The Pharmaceutical Research and Manufacturers of America foundation presented her with the Award in Excellence in Pharmacology/Toxicology both in 1984 and 2014 for her work involving addiction to drugs of abuse and its relation to dopamine regulation.

==Research ==
Zahniser's research concerned the role of dopamine in the brain, especially in relation to addictive disorders. Her thesis research investigated the principal effects of increases of deanol-p-acetamidobenzoate (colloquially known as deaner or deanol) on the synthesis of brain acetylcholine in mice and rats as well as possible elevations of deanol and choline. Although the direct mechanism was not discovered, this finding led to belief that deanol plays a key role in acetylcholine synthesis.

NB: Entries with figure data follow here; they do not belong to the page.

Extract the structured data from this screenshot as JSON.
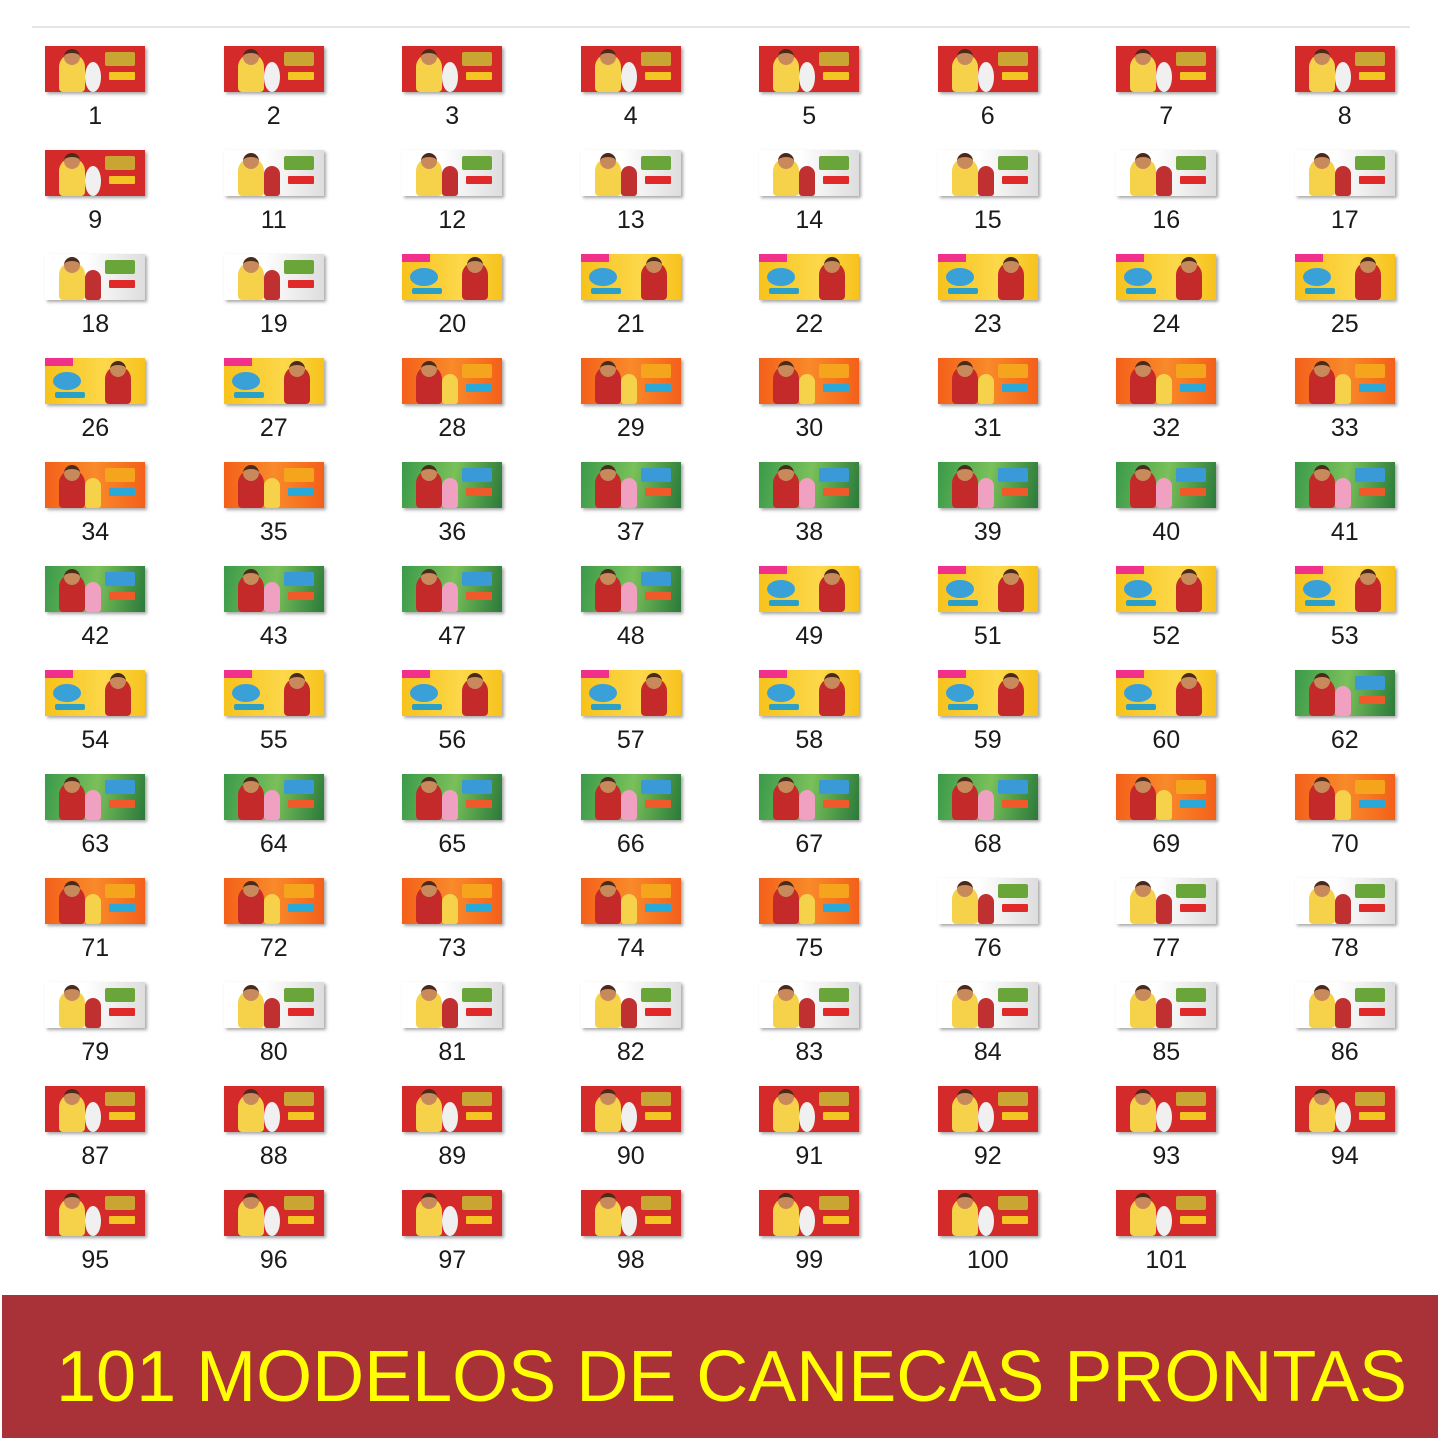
{
  "files": [
    {
      "label": "1",
      "theme": "red"
    },
    {
      "label": "2",
      "theme": "red"
    },
    {
      "label": "3",
      "theme": "red"
    },
    {
      "label": "4",
      "theme": "red"
    },
    {
      "label": "5",
      "theme": "red"
    },
    {
      "label": "6",
      "theme": "red"
    },
    {
      "label": "7",
      "theme": "red"
    },
    {
      "label": "8",
      "theme": "red"
    },
    {
      "label": "9",
      "theme": "red"
    },
    {
      "label": "11",
      "theme": "white"
    },
    {
      "label": "12",
      "theme": "white"
    },
    {
      "label": "13",
      "theme": "white"
    },
    {
      "label": "14",
      "theme": "white"
    },
    {
      "label": "15",
      "theme": "white"
    },
    {
      "label": "16",
      "theme": "white"
    },
    {
      "label": "17",
      "theme": "white"
    },
    {
      "label": "18",
      "theme": "white"
    },
    {
      "label": "19",
      "theme": "white"
    },
    {
      "label": "20",
      "theme": "yellow"
    },
    {
      "label": "21",
      "theme": "yellow"
    },
    {
      "label": "22",
      "theme": "yellow"
    },
    {
      "label": "23",
      "theme": "yellow"
    },
    {
      "label": "24",
      "theme": "yellow"
    },
    {
      "label": "25",
      "theme": "yellow"
    },
    {
      "label": "26",
      "theme": "yellow"
    },
    {
      "label": "27",
      "theme": "yellow"
    },
    {
      "label": "28",
      "theme": "orange"
    },
    {
      "label": "29",
      "theme": "orange"
    },
    {
      "label": "30",
      "theme": "orange"
    },
    {
      "label": "31",
      "theme": "orange"
    },
    {
      "label": "32",
      "theme": "orange"
    },
    {
      "label": "33",
      "theme": "orange"
    },
    {
      "label": "34",
      "theme": "orange"
    },
    {
      "label": "35",
      "theme": "orange"
    },
    {
      "label": "36",
      "theme": "green"
    },
    {
      "label": "37",
      "theme": "green"
    },
    {
      "label": "38",
      "theme": "green"
    },
    {
      "label": "39",
      "theme": "green"
    },
    {
      "label": "40",
      "theme": "green"
    },
    {
      "label": "41",
      "theme": "green"
    },
    {
      "label": "42",
      "theme": "green"
    },
    {
      "label": "43",
      "theme": "green"
    },
    {
      "label": "47",
      "theme": "green"
    },
    {
      "label": "48",
      "theme": "green"
    },
    {
      "label": "49",
      "theme": "yellow"
    },
    {
      "label": "51",
      "theme": "yellow"
    },
    {
      "label": "52",
      "theme": "yellow"
    },
    {
      "label": "53",
      "theme": "yellow"
    },
    {
      "label": "54",
      "theme": "yellow"
    },
    {
      "label": "55",
      "theme": "yellow"
    },
    {
      "label": "56",
      "theme": "yellow"
    },
    {
      "label": "57",
      "theme": "yellow"
    },
    {
      "label": "58",
      "theme": "yellow"
    },
    {
      "label": "59",
      "theme": "yellow"
    },
    {
      "label": "60",
      "theme": "yellow"
    },
    {
      "label": "62",
      "theme": "green"
    },
    {
      "label": "63",
      "theme": "green"
    },
    {
      "label": "64",
      "theme": "green"
    },
    {
      "label": "65",
      "theme": "green"
    },
    {
      "label": "66",
      "theme": "green"
    },
    {
      "label": "67",
      "theme": "green"
    },
    {
      "label": "68",
      "theme": "green"
    },
    {
      "label": "69",
      "theme": "orange"
    },
    {
      "label": "70",
      "theme": "orange"
    },
    {
      "label": "71",
      "theme": "orange"
    },
    {
      "label": "72",
      "theme": "orange"
    },
    {
      "label": "73",
      "theme": "orange"
    },
    {
      "label": "74",
      "theme": "orange"
    },
    {
      "label": "75",
      "theme": "orange"
    },
    {
      "label": "76",
      "theme": "white"
    },
    {
      "label": "77",
      "theme": "white"
    },
    {
      "label": "78",
      "theme": "white"
    },
    {
      "label": "79",
      "theme": "white"
    },
    {
      "label": "80",
      "theme": "white"
    },
    {
      "label": "81",
      "theme": "white"
    },
    {
      "label": "82",
      "theme": "white"
    },
    {
      "label": "83",
      "theme": "white"
    },
    {
      "label": "84",
      "theme": "white"
    },
    {
      "label": "85",
      "theme": "white"
    },
    {
      "label": "86",
      "theme": "white"
    },
    {
      "label": "87",
      "theme": "red"
    },
    {
      "label": "88",
      "theme": "red"
    },
    {
      "label": "89",
      "theme": "red"
    },
    {
      "label": "90",
      "theme": "red"
    },
    {
      "label": "91",
      "theme": "red"
    },
    {
      "label": "92",
      "theme": "red"
    },
    {
      "label": "93",
      "theme": "red"
    },
    {
      "label": "94",
      "theme": "red"
    },
    {
      "label": "95",
      "theme": "red"
    },
    {
      "label": "96",
      "theme": "red"
    },
    {
      "label": "97",
      "theme": "red"
    },
    {
      "label": "98",
      "theme": "red"
    },
    {
      "label": "99",
      "theme": "red"
    },
    {
      "label": "100",
      "theme": "red"
    },
    {
      "label": "101",
      "theme": "red"
    }
  ],
  "banner": {
    "text": "101 MODELOS DE CANECAS PRONTAS",
    "background": "#a83238",
    "color": "#ffff00"
  }
}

Other key research Zahniser was involved in included her postdoctoral research in the lab of Perry Molinoff, and together they examined how the nucleotide guanine could influence the binding of dopamine receptor agonists H-apomorphine and H-domperidone in certain brain regions. Their work revealed that the addition of guanine, such as in the molecule guanosine triphosphate, to dopamine binding sites could increase the binding affinity of the D4 dopamine receptor while decreasing the binding affinity of the D2 dopamine receptor. The finding revealed a mechanism of dopaminergic regulation that was previously unknown.

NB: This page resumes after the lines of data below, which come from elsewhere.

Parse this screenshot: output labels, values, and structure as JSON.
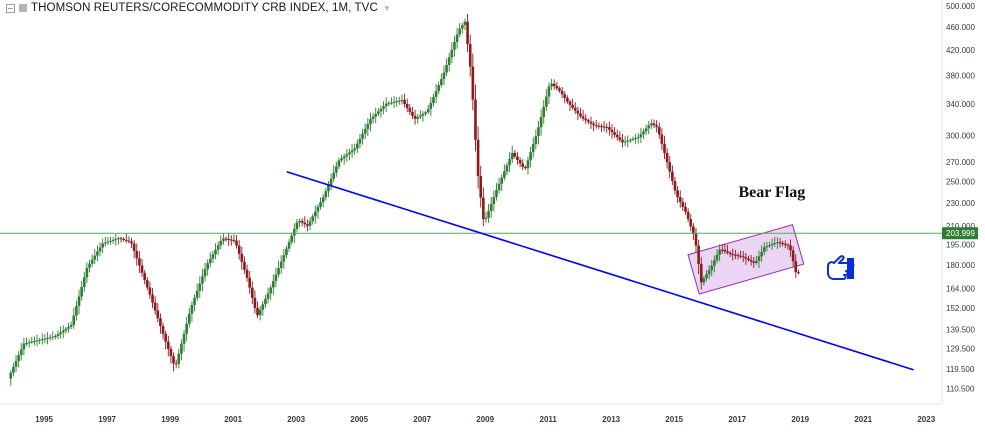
{
  "header": {
    "title": "THOMSON REUTERS/CORECOMMODITY CRB INDEX, 1M, TVC",
    "collapse_icon": "minus-square-icon",
    "visibility_icon": "eye-square-icon",
    "menu_icon": "chevron-down-icon"
  },
  "colors": {
    "up": "#2e7d32",
    "down": "#8b1a1a",
    "trendline": "#0000ff",
    "horizontal_line": "#4caf50",
    "flag_fill": "#e3c7f2",
    "flag_border": "#9c27b0",
    "price_label_bg": "#2e7d32"
  },
  "chart_data": {
    "type": "candlestick",
    "title": "THOMSON REUTERS/CORECOMMODITY CRB INDEX, 1M, TVC",
    "interval": "1M",
    "y_scale": "log",
    "ylim": [
      104,
      500
    ],
    "xlim": [
      1993.7,
      2023.6
    ],
    "y_ticks": [
      "500.000",
      "460.000",
      "420.000",
      "380.000",
      "340.000",
      "300.000",
      "270.000",
      "250.000",
      "230.000",
      "210.000",
      "195.000",
      "180.000",
      "164.000",
      "152.000",
      "139.500",
      "129.500",
      "119.500",
      "110.500"
    ],
    "x_ticks": [
      "1995",
      "1997",
      "1999",
      "2001",
      "2003",
      "2005",
      "2007",
      "2009",
      "2011",
      "2013",
      "2015",
      "2017",
      "2019",
      "2021",
      "2023"
    ],
    "anchors": [
      [
        1994.0,
        115
      ],
      [
        1994.5,
        132
      ],
      [
        1995.0,
        134
      ],
      [
        1995.5,
        136
      ],
      [
        1996.0,
        142
      ],
      [
        1996.5,
        178
      ],
      [
        1997.0,
        196
      ],
      [
        1997.5,
        200
      ],
      [
        1997.9,
        197
      ],
      [
        1998.5,
        160
      ],
      [
        1999.0,
        133
      ],
      [
        1999.3,
        120
      ],
      [
        1999.8,
        152
      ],
      [
        2000.3,
        180
      ],
      [
        2000.8,
        200
      ],
      [
        2001.2,
        198
      ],
      [
        2001.6,
        170
      ],
      [
        2001.9,
        147
      ],
      [
        2002.3,
        163
      ],
      [
        2002.8,
        190
      ],
      [
        2003.2,
        215
      ],
      [
        2003.5,
        210
      ],
      [
        2004.0,
        235
      ],
      [
        2004.5,
        272
      ],
      [
        2005.0,
        285
      ],
      [
        2005.5,
        320
      ],
      [
        2006.0,
        340
      ],
      [
        2006.5,
        345
      ],
      [
        2006.9,
        320
      ],
      [
        2007.3,
        330
      ],
      [
        2007.8,
        380
      ],
      [
        2008.3,
        455
      ],
      [
        2008.5,
        470
      ],
      [
        2008.7,
        380
      ],
      [
        2008.9,
        260
      ],
      [
        2009.1,
        212
      ],
      [
        2009.5,
        242
      ],
      [
        2010.0,
        280
      ],
      [
        2010.4,
        262
      ],
      [
        2010.8,
        305
      ],
      [
        2011.2,
        370
      ],
      [
        2011.5,
        358
      ],
      [
        2011.8,
        340
      ],
      [
        2012.2,
        322
      ],
      [
        2012.6,
        312
      ],
      [
        2013.0,
        310
      ],
      [
        2013.5,
        292
      ],
      [
        2014.0,
        298
      ],
      [
        2014.4,
        315
      ],
      [
        2014.6,
        310
      ],
      [
        2014.9,
        272
      ],
      [
        2015.2,
        238
      ],
      [
        2015.5,
        222
      ],
      [
        2015.8,
        200
      ],
      [
        2016.0,
        168
      ],
      [
        2016.3,
        178
      ],
      [
        2016.6,
        192
      ],
      [
        2016.9,
        188
      ],
      [
        2017.3,
        186
      ],
      [
        2017.7,
        181
      ],
      [
        2018.0,
        193
      ],
      [
        2018.4,
        197
      ],
      [
        2018.8,
        194
      ],
      [
        2019.0,
        175
      ]
    ],
    "horizontal_line": {
      "price": 203.999,
      "label": "203.999"
    },
    "trendline": {
      "from": [
        2002.8,
        260
      ],
      "to": [
        2022.7,
        119
      ]
    },
    "flag_channel": {
      "label": "Bear Flag",
      "label_anchor": [
        2018.2,
        240
      ]
    },
    "pointer_annotation": "pointing-hand-icon"
  }
}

Zahniser examined the pharmacological effects of cocaine usage on the brain in rodents, and used her findings to create a model for human cocaine abuse. Her experiments using autoradiography revealed cocaine's effect on D1 and D2 dopamine receptors in the rat striatum. Rats treated with cocaine eight times in one 24-hour period showed increased responsiveness and a temporary artificial elevation of D2 receptors in the nucleus accumbens over a 7-day period. The findings showed a correlation between cocaine administration and behavioral sensitization, thus providing a premise for addiction in human cocaine users.

Zahniser published more than 150 articles and book chapters, which have been cited over 6200 times, giving her an h-index of 44.

==Meetings==
Zahniser was an organizer for the Gordon Research Conferences on catecholamines in 1995 and 1997. On April 9, 2013, the University of Florida's Center for Addiction Research and Education held the "Zahniser Addiction Symposium" in her honor, where she discussed her extensive work involving dopamine transmitters and cocaine, followed by other scientists who presented their own original research regarding substance abuse and dependence.

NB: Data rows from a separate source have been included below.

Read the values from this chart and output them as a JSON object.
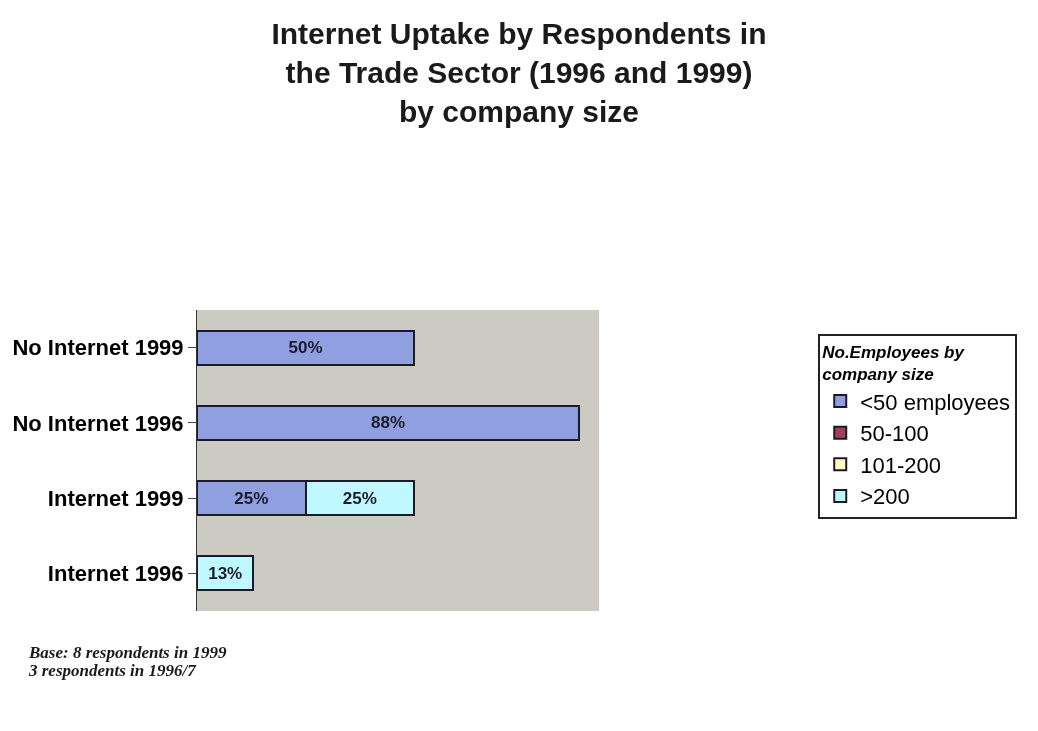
{
  "chart_data": {
    "type": "bar",
    "orientation": "horizontal",
    "stacked": true,
    "title": "Internet Uptake by Respondents in the Trade Sector (1996 and 1999)  by company size",
    "categories": [
      "No Internet 1999",
      "No Internet 1996",
      "Internet 1999",
      "Internet 1996"
    ],
    "series": [
      {
        "name": "<50 employees",
        "color": "#8f9fe0",
        "values": [
          50,
          88,
          25,
          null
        ],
        "value_labels": [
          "50%",
          "88%",
          "25%",
          null
        ]
      },
      {
        "name": "50-100",
        "color": "#a0405a",
        "values": [
          null,
          null,
          null,
          null
        ],
        "value_labels": [
          null,
          null,
          null,
          null
        ]
      },
      {
        "name": "101-200",
        "color": "#ffffc0",
        "values": [
          null,
          null,
          null,
          null
        ],
        "value_labels": [
          null,
          null,
          null,
          null
        ]
      },
      {
        "name": ">200",
        "color": "#c0f8ff",
        "values": [
          null,
          null,
          25,
          13
        ],
        "value_labels": [
          null,
          null,
          "25%",
          "13%"
        ]
      }
    ],
    "legend_title": "No.Employees by company size",
    "legend": "right",
    "annotations": [
      "Base: 8 respondents in 1999",
      "3 respondents in 1996/7"
    ]
  }
}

== Personal life and death ==
Zahniser was born October 26, 1948, in Ann Arbor, Michigan and grew up in Chillicothe, Ohio, graduating high school in 1966. After finishing her bachelor's, she taught high-school science for a year at the Woodstock School in Mussoorie, India. While teaching there, she met Peace Corps volunteer Mark Zahniser, and the two were married in New Delhi in 1971. They divorced. In 1979 she and Tom Dunwiddie became companions and enjoyed a scientific and personal relationship until Tom’s tragic death in Yosemite in 2001. In 2006 she remarried with Chris Wing.

Zahniser died in May 2016 from neuroglioblastoma.